Maryland patients face uncertainty as Johns Hopkins, UnitedHealthcare clash over insurance coverage terms
Approximately 60,000 Johns Hopkins Medicine patients in the Maryland area could lose in-network insurance coverage beginning on August 25 if the hospital system and UnitedHealthcare fail to reach a new contract agreement.
Negotiations between the two organizations have been going on for several months. While they have agreed on physician payment rates, the dispute centers on how medical care is approved and reimbursed.

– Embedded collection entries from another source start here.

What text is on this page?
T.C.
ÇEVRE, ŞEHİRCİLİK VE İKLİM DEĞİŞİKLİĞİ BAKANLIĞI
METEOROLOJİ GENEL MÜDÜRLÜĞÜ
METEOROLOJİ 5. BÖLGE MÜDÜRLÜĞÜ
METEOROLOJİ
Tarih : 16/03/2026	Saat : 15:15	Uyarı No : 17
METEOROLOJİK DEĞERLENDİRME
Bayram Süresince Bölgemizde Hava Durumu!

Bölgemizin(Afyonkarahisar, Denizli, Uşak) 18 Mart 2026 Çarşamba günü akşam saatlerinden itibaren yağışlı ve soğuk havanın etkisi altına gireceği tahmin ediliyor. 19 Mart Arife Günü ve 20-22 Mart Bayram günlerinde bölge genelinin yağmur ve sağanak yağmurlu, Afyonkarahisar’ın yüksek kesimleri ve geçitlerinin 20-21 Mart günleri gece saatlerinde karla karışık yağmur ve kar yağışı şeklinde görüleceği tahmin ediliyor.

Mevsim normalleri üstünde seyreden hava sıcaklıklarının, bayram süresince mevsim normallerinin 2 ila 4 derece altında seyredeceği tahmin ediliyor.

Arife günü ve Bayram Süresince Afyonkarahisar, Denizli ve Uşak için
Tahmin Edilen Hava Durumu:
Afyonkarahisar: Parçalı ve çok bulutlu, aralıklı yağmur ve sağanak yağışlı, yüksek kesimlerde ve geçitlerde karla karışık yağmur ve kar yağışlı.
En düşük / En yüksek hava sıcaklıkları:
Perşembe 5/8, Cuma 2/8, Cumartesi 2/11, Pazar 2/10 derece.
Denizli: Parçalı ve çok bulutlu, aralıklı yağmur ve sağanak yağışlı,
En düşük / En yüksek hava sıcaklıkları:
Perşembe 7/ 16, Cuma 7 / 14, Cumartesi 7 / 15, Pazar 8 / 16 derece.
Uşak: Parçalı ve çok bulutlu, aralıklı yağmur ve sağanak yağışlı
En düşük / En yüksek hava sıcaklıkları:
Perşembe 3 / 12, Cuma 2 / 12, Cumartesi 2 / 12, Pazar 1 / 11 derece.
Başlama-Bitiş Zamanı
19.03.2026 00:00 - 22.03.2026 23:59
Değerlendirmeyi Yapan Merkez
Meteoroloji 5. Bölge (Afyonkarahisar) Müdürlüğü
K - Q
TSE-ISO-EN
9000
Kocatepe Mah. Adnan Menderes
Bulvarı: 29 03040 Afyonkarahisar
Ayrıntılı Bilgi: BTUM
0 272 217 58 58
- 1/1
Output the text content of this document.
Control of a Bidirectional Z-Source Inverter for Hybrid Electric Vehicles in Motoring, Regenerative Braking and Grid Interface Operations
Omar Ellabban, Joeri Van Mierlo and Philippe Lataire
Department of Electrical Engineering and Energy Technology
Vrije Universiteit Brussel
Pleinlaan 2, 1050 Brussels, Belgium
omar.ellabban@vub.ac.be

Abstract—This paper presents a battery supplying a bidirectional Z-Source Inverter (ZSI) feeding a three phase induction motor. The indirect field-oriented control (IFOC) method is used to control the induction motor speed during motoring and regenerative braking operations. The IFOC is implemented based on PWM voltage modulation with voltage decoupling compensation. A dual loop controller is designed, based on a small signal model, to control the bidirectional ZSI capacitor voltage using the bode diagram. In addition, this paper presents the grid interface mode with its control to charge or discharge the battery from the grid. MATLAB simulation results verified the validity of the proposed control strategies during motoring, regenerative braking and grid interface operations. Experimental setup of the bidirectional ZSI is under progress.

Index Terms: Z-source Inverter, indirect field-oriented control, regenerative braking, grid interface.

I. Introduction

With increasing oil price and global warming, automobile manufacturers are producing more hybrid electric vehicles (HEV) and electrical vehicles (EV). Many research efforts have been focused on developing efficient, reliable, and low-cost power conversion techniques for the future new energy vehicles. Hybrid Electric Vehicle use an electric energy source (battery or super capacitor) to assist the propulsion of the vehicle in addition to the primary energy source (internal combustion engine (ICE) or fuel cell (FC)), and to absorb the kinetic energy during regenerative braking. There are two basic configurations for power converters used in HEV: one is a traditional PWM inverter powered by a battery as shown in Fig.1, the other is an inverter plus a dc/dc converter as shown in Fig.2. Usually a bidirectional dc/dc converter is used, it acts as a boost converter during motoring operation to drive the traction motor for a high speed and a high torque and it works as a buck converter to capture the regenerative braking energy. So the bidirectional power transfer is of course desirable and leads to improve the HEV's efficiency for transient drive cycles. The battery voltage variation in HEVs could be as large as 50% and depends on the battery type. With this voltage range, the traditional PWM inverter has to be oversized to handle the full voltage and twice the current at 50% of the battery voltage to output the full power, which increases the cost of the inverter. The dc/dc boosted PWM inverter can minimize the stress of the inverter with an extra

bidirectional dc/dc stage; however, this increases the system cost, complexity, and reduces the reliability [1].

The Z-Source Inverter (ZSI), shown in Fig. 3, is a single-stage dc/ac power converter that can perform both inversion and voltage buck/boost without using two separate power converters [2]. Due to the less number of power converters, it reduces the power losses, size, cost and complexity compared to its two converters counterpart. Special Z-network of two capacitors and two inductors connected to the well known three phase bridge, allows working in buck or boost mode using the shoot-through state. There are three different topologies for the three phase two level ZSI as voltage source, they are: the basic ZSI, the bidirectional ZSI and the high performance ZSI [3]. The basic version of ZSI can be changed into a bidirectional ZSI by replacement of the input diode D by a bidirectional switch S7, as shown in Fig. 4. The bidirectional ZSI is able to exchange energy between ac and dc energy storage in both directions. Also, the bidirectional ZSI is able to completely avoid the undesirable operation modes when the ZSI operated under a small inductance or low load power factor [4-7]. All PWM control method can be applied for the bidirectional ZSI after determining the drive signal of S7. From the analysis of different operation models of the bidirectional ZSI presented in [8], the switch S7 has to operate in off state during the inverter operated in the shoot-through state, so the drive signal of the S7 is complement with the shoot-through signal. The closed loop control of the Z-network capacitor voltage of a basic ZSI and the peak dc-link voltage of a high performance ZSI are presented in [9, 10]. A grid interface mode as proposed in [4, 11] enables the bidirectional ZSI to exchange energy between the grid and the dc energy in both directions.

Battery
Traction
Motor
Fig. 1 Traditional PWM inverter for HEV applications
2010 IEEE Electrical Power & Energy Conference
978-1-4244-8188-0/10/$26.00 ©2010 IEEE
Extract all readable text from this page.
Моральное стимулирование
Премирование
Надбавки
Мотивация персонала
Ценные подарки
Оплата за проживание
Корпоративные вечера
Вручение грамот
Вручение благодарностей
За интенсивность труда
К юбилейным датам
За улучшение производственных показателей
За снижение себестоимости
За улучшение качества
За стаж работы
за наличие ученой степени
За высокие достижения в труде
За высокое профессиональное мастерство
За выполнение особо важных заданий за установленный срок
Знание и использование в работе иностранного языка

In a statement, Johns Hopkins said it rejected what it described as "harmful" practices by UnitedHealthcare, including "aggressive claim denials that delay necessary care, excessive red tape that forces patients to wait for treatments, and significant payment delays that strain our ability to provide care."
UnitedHealthcare responded, saying that Johns Hopkins is seeking contract terms that would negatively affect employers and patients.
"We've reached agreement on financial terms and offered continued support to help Johns Hopkins more effectively manage the operational aspects of our relationship," said Joseph Ochipinti, UnitedHealthcare CEO for the Mid-Atlantic region. "However, Johns Hopkins is requiring contractual provisions that would negatively impact members and employers, allowing them to turn patients away at their discretion."
The contract dispute affects Johns Hopkins providers in Maryland, Virginia and Washington, D.C. UnitedHealthcare said Hopkins locations in Florida will remain in-network regardless of the outcome.
If no agreement is reached, Johns Hopkins hospitals will be out of network starting August 25 for patients enrolled in the following UnitedHealthcare plans:
- Employer-sponsored commercial plans
- Individual Family Plans (IFP)
- Medicare Advantage plans, including Dual Special Needs Plans (DSNP) and Group Retiree
- Medicaid
In addition, Johns Hopkins physicians will be out of network for employer-sponsored commercial plans beginning on August 25. Hopkins physicians do not currently participate in UnitedHealthcare's Medicare Advantage or Medicaid networks.